Uma outra questão, sem dúvida, é aquela que indaga se tudo que é moderno necessariamente é melhor? Com a transferência de todos os vôos que não se dirigem a São Paulo para o Aeroporto Internacional Tom Jobim, a utilização do Santos Dumont foi muito reduzida. Aqueles que se utilizam da ponte aérea sabem disto. Os problemas do Aeroporto Santos Dumont, do meu ponto de vista de usuário, não são os de acesso aos aviões. Como o deputado sustenta e, concordo com ele, a paisagem vale o pequeno caminho a pé até as aeronaves. O aeroporto, por exemplo, não tem uma farmácia. Este um verdadeiro problema.

A Infraero deveria demonstrar de forma cabal, o que até onde eu sei, ainda não fez, que a construção dos fingers</>i é absolutamente necessária para o funcionamento do aeroporto. Uma audiência pública para tratar do problema seria muito auspiciosa e, sem dúvida, poderia esclarecer situações dúbias. Ainda que tenha passado por um severo incêndio, a arquitetura do aeroporto Santos Dumont é muito significativa de uma época, integrando-se harmoniosamente com o Aterro do Flamengo e com os outros prédios daquela região da cidade. Os tais fingers, em princípio, estão “sobrando”.
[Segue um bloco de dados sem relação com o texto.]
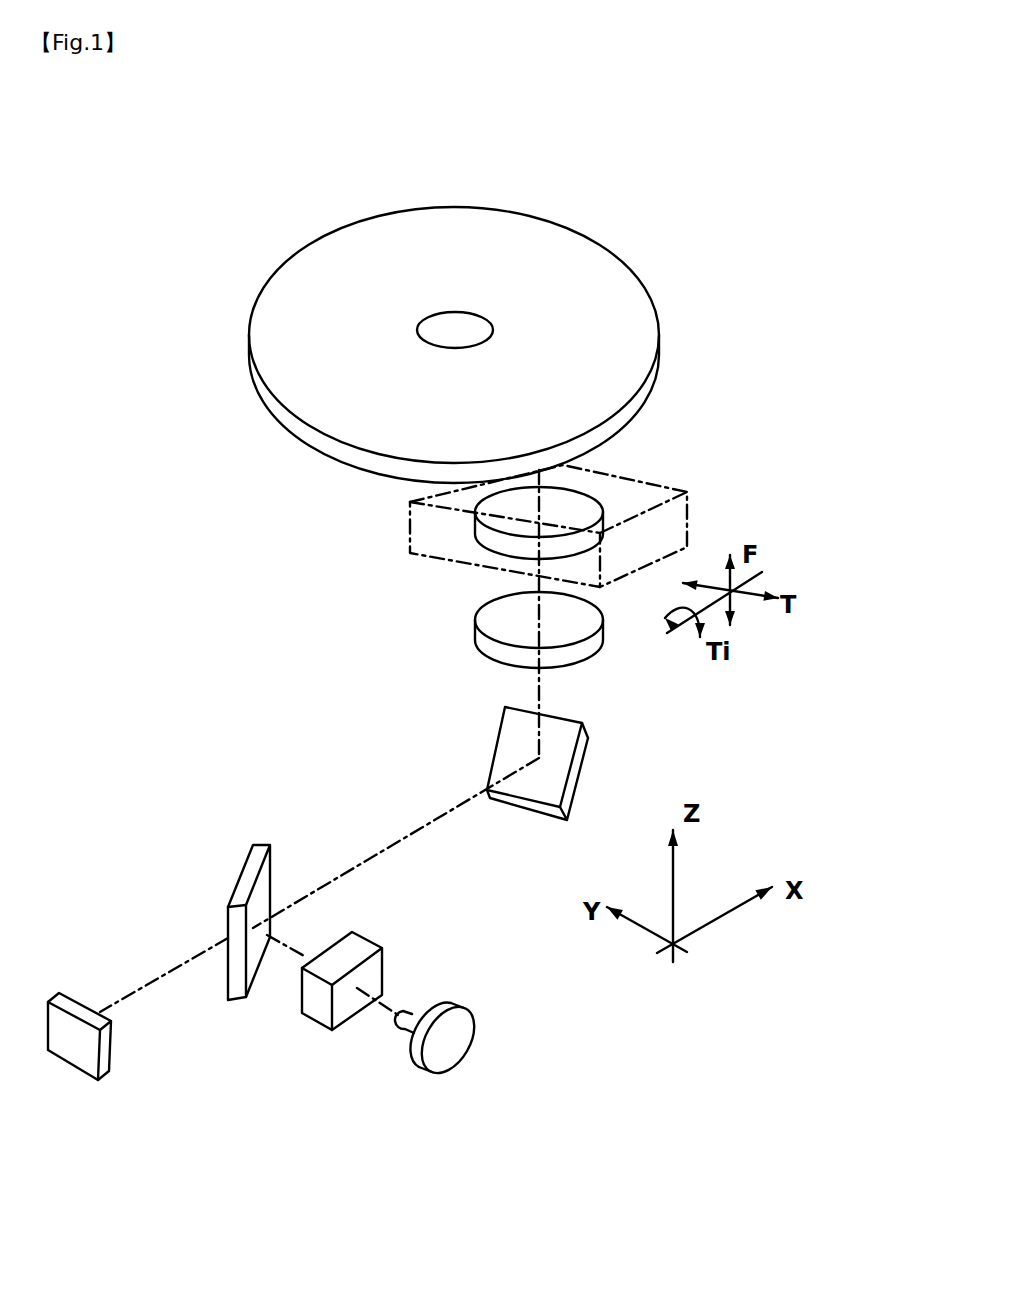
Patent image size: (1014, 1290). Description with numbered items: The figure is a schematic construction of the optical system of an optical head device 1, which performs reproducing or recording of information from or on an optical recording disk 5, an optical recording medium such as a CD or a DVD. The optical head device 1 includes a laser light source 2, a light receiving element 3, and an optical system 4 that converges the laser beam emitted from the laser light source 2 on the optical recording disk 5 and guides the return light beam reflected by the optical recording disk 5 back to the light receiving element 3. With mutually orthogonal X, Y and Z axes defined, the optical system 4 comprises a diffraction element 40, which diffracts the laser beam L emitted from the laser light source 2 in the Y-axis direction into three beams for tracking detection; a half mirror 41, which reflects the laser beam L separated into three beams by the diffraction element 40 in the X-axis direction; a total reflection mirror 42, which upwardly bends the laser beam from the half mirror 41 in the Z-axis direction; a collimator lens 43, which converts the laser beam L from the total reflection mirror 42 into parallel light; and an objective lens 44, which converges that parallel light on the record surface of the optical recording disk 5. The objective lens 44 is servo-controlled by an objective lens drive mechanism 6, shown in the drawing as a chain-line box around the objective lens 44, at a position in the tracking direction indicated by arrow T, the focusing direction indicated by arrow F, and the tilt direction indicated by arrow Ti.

Não vamos transformar o Aeroporto Santos Dumont em um modelo pasteurizado e sem graça, como os aeroportos “modernos” que temos visto por aí e que só servem para implantar lojas comerciais, algumas em regime de verdadeiro monopólio. Com a palavra a Infraero.

[1] Partido das Pessoas Decentes

[2] Art. 216. Constituem patrimônio cultural brasileiro os bens de natureza material e imaterial, tomados individualmente ou em conjunto, portadores de referência à identidade, à ação, à memória dos diferentes grupos formadores da sociedade brasileira, nos quais se incluem:…V – os conjuntos urbanos e sítios de valor histórico, paisagístico, artístico, arqueológico, paleontológico, ecológico e científico.

[3] Artigo 1º – Constitui o patrimônio histórico e artístico nacional o conjunto dos bens móveis e imóveis existentes no País e cuja conservação seja de interesse público, quer por sua vinculação a fatos memoráveis da história do Brasil, quer por seu excepcional valor arqueológico ou etnográfico, bibliográfico ou artístico. § 1º – Os bens a que se refere o presente artigo só serão considerados parte integrante do patrimônio histórico e artístico nacional depois de inscritos separada ou agrupadamente num dos quatro Livros do Tombo, de que trata o Art. 4º desta lei. § 2º – Equiparam-se aos bens a que se refere o presente artigo e são também sujeitos a tombamento os monumentos naturais, bem como os sítios e paisagens que importe conservar e proteger pela feição notável com que tenham sido dotados pela Natureza ou agenciados pela indústria humana.

[4] Art. 35. Lei municipal, baseada no plano diretor, poderá autorizar o proprietário de imóvel urbano, privado ou público, a exercer em outro local, ou alienar, mediante escritura pública, o direito de construir previsto no plano diretor ou em legislação urbanística dele decorrente, quando o referido imóvel for considerado necessário para fins de:………..II – preservação, quando o imóvel for considerado de interesse histórico, ambiental, paisagístico, social ou cultural;………..§ 1o A mesma faculdade poderá ser concedida ao proprietário que doar ao Poder Público seu imóvel, ou parte dele, para os fins previstos nos incisos I a III do caput; § 2o A lei municipal referida no caput estabelecerá as condições relativas à aplicação da transferência do direito de construir.